Lesedauer: 3 Minuten

In Zeiten von Covid-19 sind wir stolz auf unsere Solidarität. Die ganze Welt steht still, damit wir die Generation schützen, vor deren Lebenserfahrung wir am meisten Respekt haben sollten.
Dies ist ein schönes Zeichen, denn in mir weckt es die Hoffnung, dass unser solidarisches System tatsächlich die Fähigkeit besitzt, wahrhaftig solidarisch zu sein, und nicht nur dessen Schein zu preisen, in dem wir seine „solidarischen“ Einrichtungen wie zum Beispiel Hartz 4 loben.
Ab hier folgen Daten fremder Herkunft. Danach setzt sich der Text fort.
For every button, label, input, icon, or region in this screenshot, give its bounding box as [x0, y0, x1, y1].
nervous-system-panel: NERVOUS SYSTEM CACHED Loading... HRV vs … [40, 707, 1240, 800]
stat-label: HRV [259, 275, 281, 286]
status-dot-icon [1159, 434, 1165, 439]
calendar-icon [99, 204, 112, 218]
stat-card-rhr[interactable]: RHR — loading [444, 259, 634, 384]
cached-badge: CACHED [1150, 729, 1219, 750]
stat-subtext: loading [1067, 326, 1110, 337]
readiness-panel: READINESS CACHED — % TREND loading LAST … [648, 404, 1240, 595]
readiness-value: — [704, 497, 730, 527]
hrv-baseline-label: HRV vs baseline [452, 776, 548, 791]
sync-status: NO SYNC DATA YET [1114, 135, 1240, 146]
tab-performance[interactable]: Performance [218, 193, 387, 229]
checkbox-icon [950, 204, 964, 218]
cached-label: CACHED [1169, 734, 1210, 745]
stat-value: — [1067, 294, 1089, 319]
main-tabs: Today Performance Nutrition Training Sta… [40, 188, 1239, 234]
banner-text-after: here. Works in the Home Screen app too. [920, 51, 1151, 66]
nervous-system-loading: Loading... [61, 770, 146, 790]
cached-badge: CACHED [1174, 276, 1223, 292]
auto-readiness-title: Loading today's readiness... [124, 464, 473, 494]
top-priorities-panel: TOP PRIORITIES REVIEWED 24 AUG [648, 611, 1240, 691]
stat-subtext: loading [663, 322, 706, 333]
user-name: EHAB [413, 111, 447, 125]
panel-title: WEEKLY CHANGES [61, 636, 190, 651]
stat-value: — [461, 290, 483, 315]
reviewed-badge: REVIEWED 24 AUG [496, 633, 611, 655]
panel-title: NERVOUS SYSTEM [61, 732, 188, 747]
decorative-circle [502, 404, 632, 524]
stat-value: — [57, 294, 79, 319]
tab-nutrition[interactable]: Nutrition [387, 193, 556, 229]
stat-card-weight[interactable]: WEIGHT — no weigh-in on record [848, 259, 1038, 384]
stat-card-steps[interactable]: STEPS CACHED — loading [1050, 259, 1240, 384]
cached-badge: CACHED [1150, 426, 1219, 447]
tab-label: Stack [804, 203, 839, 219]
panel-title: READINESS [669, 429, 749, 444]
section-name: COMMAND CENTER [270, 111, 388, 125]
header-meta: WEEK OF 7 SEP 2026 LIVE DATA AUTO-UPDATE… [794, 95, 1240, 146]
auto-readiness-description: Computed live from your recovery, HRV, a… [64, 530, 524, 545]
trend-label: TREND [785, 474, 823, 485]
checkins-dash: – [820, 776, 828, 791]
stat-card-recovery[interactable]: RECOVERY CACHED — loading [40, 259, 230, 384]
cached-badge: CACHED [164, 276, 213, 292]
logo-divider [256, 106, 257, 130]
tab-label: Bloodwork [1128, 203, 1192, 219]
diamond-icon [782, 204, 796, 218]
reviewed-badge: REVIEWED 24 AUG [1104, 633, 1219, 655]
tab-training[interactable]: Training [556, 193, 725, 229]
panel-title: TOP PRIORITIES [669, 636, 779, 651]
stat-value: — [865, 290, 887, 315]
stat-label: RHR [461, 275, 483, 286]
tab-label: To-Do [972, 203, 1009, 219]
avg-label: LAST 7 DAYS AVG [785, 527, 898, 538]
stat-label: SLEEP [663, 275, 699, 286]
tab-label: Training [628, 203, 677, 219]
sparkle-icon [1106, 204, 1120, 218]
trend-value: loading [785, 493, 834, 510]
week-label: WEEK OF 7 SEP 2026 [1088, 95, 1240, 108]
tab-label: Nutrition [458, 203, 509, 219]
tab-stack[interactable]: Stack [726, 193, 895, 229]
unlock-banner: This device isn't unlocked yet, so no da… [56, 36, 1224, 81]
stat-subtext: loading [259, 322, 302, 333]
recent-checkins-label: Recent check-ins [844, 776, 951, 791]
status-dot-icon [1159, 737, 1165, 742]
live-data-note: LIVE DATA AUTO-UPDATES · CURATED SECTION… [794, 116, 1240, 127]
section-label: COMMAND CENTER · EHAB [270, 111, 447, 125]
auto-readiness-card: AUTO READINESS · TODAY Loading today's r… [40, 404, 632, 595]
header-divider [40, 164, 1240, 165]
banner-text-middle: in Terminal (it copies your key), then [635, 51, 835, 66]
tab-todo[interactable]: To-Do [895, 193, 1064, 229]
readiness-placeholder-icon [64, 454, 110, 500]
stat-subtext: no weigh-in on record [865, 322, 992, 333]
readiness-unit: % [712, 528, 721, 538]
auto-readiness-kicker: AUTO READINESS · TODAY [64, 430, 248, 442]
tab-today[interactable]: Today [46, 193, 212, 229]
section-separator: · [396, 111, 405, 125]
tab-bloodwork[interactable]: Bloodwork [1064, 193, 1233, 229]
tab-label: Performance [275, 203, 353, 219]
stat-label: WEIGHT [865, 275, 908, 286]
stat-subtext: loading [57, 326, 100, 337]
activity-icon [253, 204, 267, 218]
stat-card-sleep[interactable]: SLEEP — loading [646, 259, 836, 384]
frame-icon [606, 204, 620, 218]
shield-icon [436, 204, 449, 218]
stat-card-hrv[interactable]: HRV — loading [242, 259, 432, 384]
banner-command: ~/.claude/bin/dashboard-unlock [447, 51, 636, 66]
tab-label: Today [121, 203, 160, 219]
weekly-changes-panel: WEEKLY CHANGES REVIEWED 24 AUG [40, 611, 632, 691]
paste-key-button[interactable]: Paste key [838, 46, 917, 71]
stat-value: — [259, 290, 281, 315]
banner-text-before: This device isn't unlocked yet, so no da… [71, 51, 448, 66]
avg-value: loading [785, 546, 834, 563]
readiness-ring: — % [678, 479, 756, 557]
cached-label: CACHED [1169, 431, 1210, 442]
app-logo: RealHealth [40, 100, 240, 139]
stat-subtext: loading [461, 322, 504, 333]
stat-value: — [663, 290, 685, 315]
Ich möchte nun einige Fragen zu Solidarität stellen:

  1. Ist es solidarisch, dass sich jeden Tag die „schwachen/armen“ 90 Prozent der Menschen kaputt arbeiten und dadurch jeden Tag die „starken/reichen“ 10 Prozent noch stärker werden?
  2. Ist es solidarisch, dass in unserer Krankenkasse zwar der Starke für den Schwachen zahlt, die Stärksten jedoch die Möglichkeit haben, sich dem zu entziehen und sich in eigenen Strukturen abzusichern?
  3. Ist es solidarisch, dass im Gesundheitswesen die Menschen ausgebeutet werden, die helfen wollen? Und dass nun Pflegekräfte aus dem Ausland geholt werden, die noch schlechter bezahlt werden?
  4. Ist es solidarisch, dass das obere Management, Investoren und Aktionäre auf Kosten der Therapie kranker Menschen („schwacher“) reicher werden? 
  5. Ist es solidarisch, dass wir unseren Kindern (die „schwächsten“) sagen, „da muss jeder durch“ und sie jahrelang in das gleiche System schicken, das wir so gehasst haben? In dem mit Methoden gearbeitet wird, die erwiesenermaßen nicht funktionieren?
  6. Ist es solidarisch, dass wir versuchen „Kinder mit Förderbedarf“ zu integrieren, statt anzuerkennen, dass nicht sie sich dem System, sondern dass das System sich ihnen anpassen muss?
  7. Ist es solidarisch, dass die günstigsten Lebensmittel voll mit Zucker, Salz, Fett und Stoffen sind, deren Namen wir nicht kennen? Wir wissen nicht einmal mehr, wer in welchem Land unter welchen Bedingungen für unsere Tüte Chips arbeiten musste.
  8. Ist es solidarisch, dass lokale Landwirtschaft kaum noch rentabel ist? 
  9. Ist es solidarisch, dass der Gewinn eines Unternehmens zum Großteil nicht bei den Menschen ankommt, die wirklich die Arbeit geleistet haben?
  10. Leben wir wirklich solidarisch? Oder leben wir so lange den Traum der Solidarität, bis wir den Erfolg in greifbarer Nähe haben? Wer träumt nicht davon, sich alles leisten zu können? Wer träumt nicht von Bewunderung und Anerkennung? Wer träumt nicht davon endlich zu den oberen 10 Prozent zu gehören?

Vielleicht ändert sich die Welt, und vielleicht kann jeder von uns seinen Beitrag leisten. Der Traum des persönlichen, unbegrenzten Wachstums ist ausgeträumt. Der Traum des großen Unternehmers ist kaum mehr möglich. Sein Leben schönzureden, indem man nach unten und nicht nach oben schaut, hat nichts mit Solidarität zu tun.

Die nordamerikanischen Ureinwohner haben dieses Verhalten bereits in direkter unverschleierter Form zu spüren bekommen. Sie nannten es „Wetiko“. Das bedeutete ursprünglich Kannibalismus, ist aber auch als die Krankheit des weißen Mannes zu verstehen – der Trieb der eigenen Bereicherung auf Kosten anderer.

Lasst uns lieber neue Träume träumen und verfolgen. Lasst uns davon träumen, dass mit der Gesundheit des Menschen kein Profit generiert wird. Lasst uns träumen, dass das Kapital zur Bezahlung der Gehälter, zugunsten des Patienten und für die Modernisierung des Gesundheitswesen eingesetzt wird. Lasst uns davon träumen, dass gesunde Lebensmittel für alle zugänglich werden und lokale Landwirtschaft wieder Existenzen sichern kann. 

Lasst uns davon träumen, dass Globalisierung nicht bedeutet: „Zum Glück bin ich in Deutschland geboren“, sondern: „Jeder Mensch dieser Erde hat ein Recht, den Beruf auszuüben, der ihm Freude bereitet, und ihn so auszuüben wie es ihm Freude bereitet. Mit einem Gehalt, das ihn seine Freizeit so gestalten lässt, dass sie ihm Freude bereitet.“ 

Und sollten wir zu dem Schluss kommen, dass dies in unserem heutigen Solidarstaat nicht möglich ist, sollten wir uns vielleicht die Frage stellen: Was können wir tun, um genau dies möglich zu machen?

Eine Welt für uns alle! Wir haben nur dieses eine Leben. Lasst es uns nutzen.